In fact, the city had provided notice in February 2003, as Maenza knew, but on Aug. 6, 2004, he sent a letter denying notice was sent, Jiorle alleges.

Based on the letter, Jiorle allegedly incurred $50,000 in legal fees on a motion to vacate the foreclosure only to have the city produce the notice of default and postal receipts.

Jiorle sued the Mupos in Middlesex County Superior Court and in 2006, won a jury verdict for fraud and breach of fiduciary duty. The $958,004 judgment consisted of $325,000 in compensatory damages, $400,000 in punitive damages, $194,094 in legal fees and expenses under the offer of judgment rule, plus prejudgment interest and taxable costs totaling $38,910.

The verdict was upheld in 2009 except for the amount of the punitive damages, and was remanded for a decision on that issue. It was never retried, however, because the Mupos could not even pay the compensatory damages.

While the appeal was pending, Jiorle sued Maenza in Middlesex County in September 2008. Superior Court Judge Richard Plechner dismissed the suit under the entire controversy doctrine, stating Maenza could have been joined with the Mupos but was not.

In 2010, Maenza was appointed to the Superior Court.

In reversing Plechner, Appellate Division Judges Carmen Messano and Jack Sabatino said the doctrine requires only that “all aspects of the controversy between those who are parties to the litigation be included in a single action.”

Rule 4:5-1(b)(2) requires plaintiffs to file a certification identifying nonparties who should be joined or might be subject to joinder and to update that information if need be as the case goes along. Violating the rule calls for dismissal only where failure to comply was “inexcusable” and the right of the undisclosed party to defend the later action has been “substantially prejudiced.”

The rule was not violated because Jiorle amended his certification in the Mupos case to add Maenza’s name shortly after he was deposed as a witness on Feb. 7, 2006, the panel said.

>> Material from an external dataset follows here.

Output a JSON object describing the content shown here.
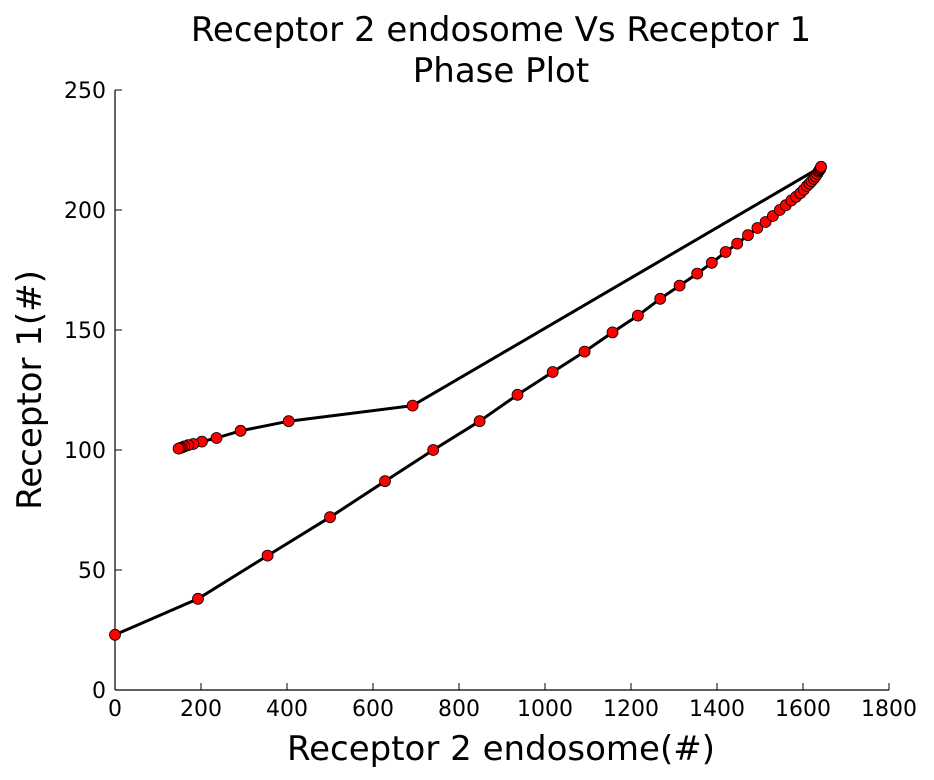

It rejected Maenza’s argument that Jiorle was too late because he knew the essential facts before the deposition. Further, it found no prejudice, even though the malpractice case exposed Maenza to possible legal fees that might have been avoided as part of the earlier case.

Maenza’s lawyer, Leon Piechta of Tompkins, McGuire, Wachenfeld & Barry in Newark, calls it unfair to hold off suing Maenza, then sue and seek fees for both trials. “I don’t think that’s what Saffer was meant for,” he says, referring to Saffer v. Willoughby, the case authorizing legal fees in attorney-malpractice suits.

Jiorle’s lawyer, Mount Laurel solo J. Llewellyn Mathews, notes that his client is not seeking a double recovery since he has not been able to collect from the Mupos. If he could have, “I might not have sued Philip Maenza,” he says.